During the 45-d manure storage (between the end of the cattle feeding trial and the start of the composting experiment), volatile loss of NH3 was probably a major cause of N losses, consistent with the much lower water-extractable NH +4 and dissolved NH3 at the start of composting (Table 1) than at the end of the feeding trial (Hao et al. 2009). Additionally, GHG emissions could potentially have occurred during manure storage, which was not investigated in our study. Published results from a study conducted in the same region on passive aeration windrow composting (Hao et al. 2001), which is similar to manure storage, suggest that GHG emissions occurring during manure storage could have been 30 to 50% greater than the values recorded for composting.

Currently, the most common manure management practice is direct land application without prior composting. One advantage of applying fresh manure is that CH4 is not emitted from arable land under most field conditions (except for rice production) whereas it is unavoidable during manure composting. The N2O emission from arable land occurs regardless of whether fresh or composted livestock manure was applied, given that both are N sources and N2O emission is positively related to the amount of N added to the soil.

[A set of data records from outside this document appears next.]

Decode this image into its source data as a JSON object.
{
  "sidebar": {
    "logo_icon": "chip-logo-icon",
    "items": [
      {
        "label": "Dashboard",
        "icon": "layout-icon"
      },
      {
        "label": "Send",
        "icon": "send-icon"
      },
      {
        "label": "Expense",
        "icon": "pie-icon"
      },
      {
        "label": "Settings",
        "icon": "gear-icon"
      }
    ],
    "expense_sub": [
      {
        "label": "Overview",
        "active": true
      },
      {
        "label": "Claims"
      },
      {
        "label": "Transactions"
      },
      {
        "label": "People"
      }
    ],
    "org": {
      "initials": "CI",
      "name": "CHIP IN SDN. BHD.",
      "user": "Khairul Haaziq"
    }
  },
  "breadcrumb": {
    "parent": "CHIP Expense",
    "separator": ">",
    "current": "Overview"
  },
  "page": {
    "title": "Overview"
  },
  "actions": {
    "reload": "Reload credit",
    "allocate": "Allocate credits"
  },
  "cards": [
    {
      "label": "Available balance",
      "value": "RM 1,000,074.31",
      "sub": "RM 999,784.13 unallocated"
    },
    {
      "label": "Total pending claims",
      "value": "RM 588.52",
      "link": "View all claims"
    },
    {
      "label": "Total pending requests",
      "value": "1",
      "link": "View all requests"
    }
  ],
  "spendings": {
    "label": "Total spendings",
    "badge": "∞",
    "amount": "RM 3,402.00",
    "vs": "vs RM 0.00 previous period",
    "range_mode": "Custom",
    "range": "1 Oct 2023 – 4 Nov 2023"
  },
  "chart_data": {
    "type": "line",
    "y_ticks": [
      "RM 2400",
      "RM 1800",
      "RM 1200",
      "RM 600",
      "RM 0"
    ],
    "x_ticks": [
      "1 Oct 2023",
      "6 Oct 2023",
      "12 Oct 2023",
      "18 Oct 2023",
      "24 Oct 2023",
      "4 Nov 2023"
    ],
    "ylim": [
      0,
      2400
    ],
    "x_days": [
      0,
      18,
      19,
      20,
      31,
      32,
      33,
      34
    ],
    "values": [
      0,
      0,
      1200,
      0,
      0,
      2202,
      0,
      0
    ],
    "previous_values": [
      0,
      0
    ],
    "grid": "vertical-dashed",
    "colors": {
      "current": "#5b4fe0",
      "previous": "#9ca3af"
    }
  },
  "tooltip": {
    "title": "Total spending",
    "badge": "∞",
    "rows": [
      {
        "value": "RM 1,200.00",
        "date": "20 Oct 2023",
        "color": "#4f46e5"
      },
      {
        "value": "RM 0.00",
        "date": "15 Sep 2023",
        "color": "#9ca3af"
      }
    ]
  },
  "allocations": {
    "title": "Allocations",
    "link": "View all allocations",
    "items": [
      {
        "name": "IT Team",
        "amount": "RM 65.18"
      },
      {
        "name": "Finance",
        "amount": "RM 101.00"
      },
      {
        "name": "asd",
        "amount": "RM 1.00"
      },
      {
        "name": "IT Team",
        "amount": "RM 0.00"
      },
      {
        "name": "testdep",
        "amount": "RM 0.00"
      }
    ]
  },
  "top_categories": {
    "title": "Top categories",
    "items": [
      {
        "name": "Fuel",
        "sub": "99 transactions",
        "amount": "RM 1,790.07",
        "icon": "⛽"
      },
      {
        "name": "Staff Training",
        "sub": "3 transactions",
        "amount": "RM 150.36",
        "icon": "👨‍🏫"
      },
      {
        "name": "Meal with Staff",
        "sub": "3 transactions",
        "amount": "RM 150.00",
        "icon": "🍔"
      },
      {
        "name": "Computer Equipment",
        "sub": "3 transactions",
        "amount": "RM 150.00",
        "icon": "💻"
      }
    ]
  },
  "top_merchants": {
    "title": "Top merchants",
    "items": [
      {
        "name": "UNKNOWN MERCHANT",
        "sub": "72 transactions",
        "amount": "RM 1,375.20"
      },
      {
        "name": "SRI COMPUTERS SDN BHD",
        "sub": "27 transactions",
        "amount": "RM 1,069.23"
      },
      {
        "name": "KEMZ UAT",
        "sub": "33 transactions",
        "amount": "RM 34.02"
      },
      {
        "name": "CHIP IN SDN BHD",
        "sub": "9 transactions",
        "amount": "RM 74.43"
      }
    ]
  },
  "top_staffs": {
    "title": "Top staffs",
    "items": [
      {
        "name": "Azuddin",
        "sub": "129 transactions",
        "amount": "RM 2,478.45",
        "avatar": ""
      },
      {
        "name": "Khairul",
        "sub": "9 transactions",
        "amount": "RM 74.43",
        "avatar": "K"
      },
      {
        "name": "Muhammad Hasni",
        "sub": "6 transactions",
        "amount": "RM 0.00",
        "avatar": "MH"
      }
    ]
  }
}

Application of compost to agricultural land could increase soil C content, and is regarded as a means of C sequestration (Beauchamp and Voroney 1994) while N in the compost is also a good source of N for crop production, especially the higher available N in DDGS compost. The higher available N in compost means less commercial fertilizer is needed for crop production. However, higher available N in DDGS compost also poses a greater potential for N2O emission than from Control compost. In summary, increased use of DDGS in livestock diets may have environmental repercussions that include greater N2O emissions during manure composting. However, for end use, enhanced availability of N in the compost is beneficial for crop production.